DISCUTINDO A METÁFORA
Atualizado em 23 de outubro de 2009 às 12:40 | Publicado em 23 de outubro de 2009 às 12:24

por Luiz Carlos Azenha

Nem parece que vivemos no Brasil, um país com problemas gravíssimos que demandam algum tipo de composição política para resolvê-los. Até recentemente, não fazer nada servia à elite econômica do país. Não fazer nada implicava em administrar as demandas sociais de forma a fazer o menor número possível de concessões à grande maioria dos brasileiros.

Lula não rompeu com essa lógica, embora tenha alargado as bases para as quais se espalharam os benefícios do dinheiro público. O presidente da República foi absorvido pela elite brasileira dentro de parâmetros bem definidos: mude, para que a gente mantenha nossos privilégios. Esses privilégios se perpetuam na confluência de interesses entre os donos de terra, de meios de comunicação e de mandatos federais, no Congresso.

A Globo fala mal de Sarney, aliado de Lula, mas não desfaz os negócios que tem com Sarney no Maranhão. A Globo fala mal de Collor, aliado de Lula, mas não desfaz os negócios que tem com a família Collor em Alagoas. São disputas políticas que não implicam em um rompimento do acordão das elites que tem permitido a elas manter seus privilégios no Brasil por tanto tempo.

A agenda de Lula deixou intocados esses privilégios. Não houve mudanças institucionais profundas como as que aconteceram na Venezuela, no Equador e na Bolívia, que levaram a uma recomposição social, política e econômica. É por isso que o presidente falou recentemente na necessidade de votar uma consolidação das leis sociais. O quadro de aumento do salário mínimo e de expansão dos programas sociais, para usar apenas dois exemplos, pode ser revertido com uma simples canetada pelo próximo ocupante do Planalto, se ele quiser.

A falsa polêmica sobre as declarações de Lula de que, se necessário, Jesus faria acordo com Judas em nome da governabilidade, não deixa de ser reveladora da estreiteza de nosso debate político. Querendo marcar pontos junto à opinião pública, opositores distorcem as declarações para dizer que Lula "fala com Cristo", cometeu algum tipo de heresia ou foi infeliz na metáfora.

Politicamente, Lula falou uma verdade incômoda para todos os progressistas e todos os candidatos à presidência da República que se apresentam como progressistas. Não dá para governar o Brasil sem alianças que impliquem na rendição prévia aos interesses da elite brasileira que descrevi acima. Os limites da mudança são dados antes mesmo de cada eleição presidencial.

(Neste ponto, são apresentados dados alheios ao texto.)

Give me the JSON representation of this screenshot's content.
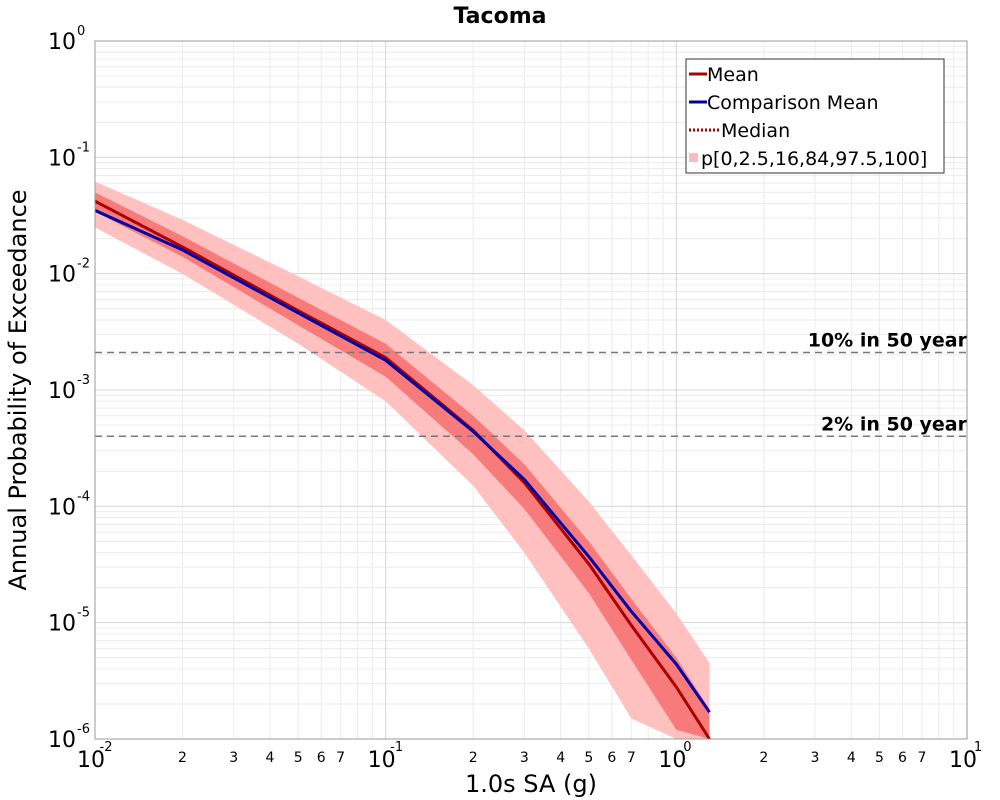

E a sociedade brasileira, cada vez mais conectada e informada, tem pressa. Vivemos uma profunda crise social, da qual os meios não se dão conta por estarem unicamente interessados em noticiar para e em defesa da elite política e econômica. A crise sai nos jornais via noticiário policial: explosões de violência nos morros do Rio, confrontos nos trens de subúrbio cariocas, enfrentamentos entre moradores e a polícia em Heliópolis e outros bairros de São Paulo. A questão social sempre foi e continua sendo tratada essencialmente como um problema de polícia, no Brasil. A simples existência das polícias "militares" é uma demonstração clara disso.

Um aspecto pouco analisado da recente entrevista do presidente Lula diz respeito ao fato dela ter sido dada logo depois do fechamento da aliança PT-PMDB. Lula escolheu a Folha de S. Paulo, um jornal que tem entrada junto ao empresariado paulista. Em minha modestíssima opinião, o recado dele aos empresariado paulista foi claro:

Sou um realista político e jamais endossarei rupturas. É melhor mudar com Dilma do que embarcar em "aventuras". Vocês sabem muito bem que nem de esquerda eu sou.

À direita a oposição entendeu e tentou usar algumas opiniões e metáforas presidenciais para desqualificar o conteúdo da mensagem. À esquerda a mensagem de Lula foi entendida e causou desconforto por Lula ter prometido, indiretamente, que Dilma será mais do mesmo: um reformismo cauteloso que manterá intocados os interesses essenciais da elite brasileira.

Politicamente, a manobra de Lula é muito inteligente. Ele ocupa o centro político, incorpora a "moderação" diante dos "radicais" à esquerda e à direita. O único problema é saber se as demandas sociais, que se multiplicam junto com as tecnologias de informação, cabem dentro do velho molde de uma aliança entre o PTB e o PSD em pleno século 21.

Link original do artigo.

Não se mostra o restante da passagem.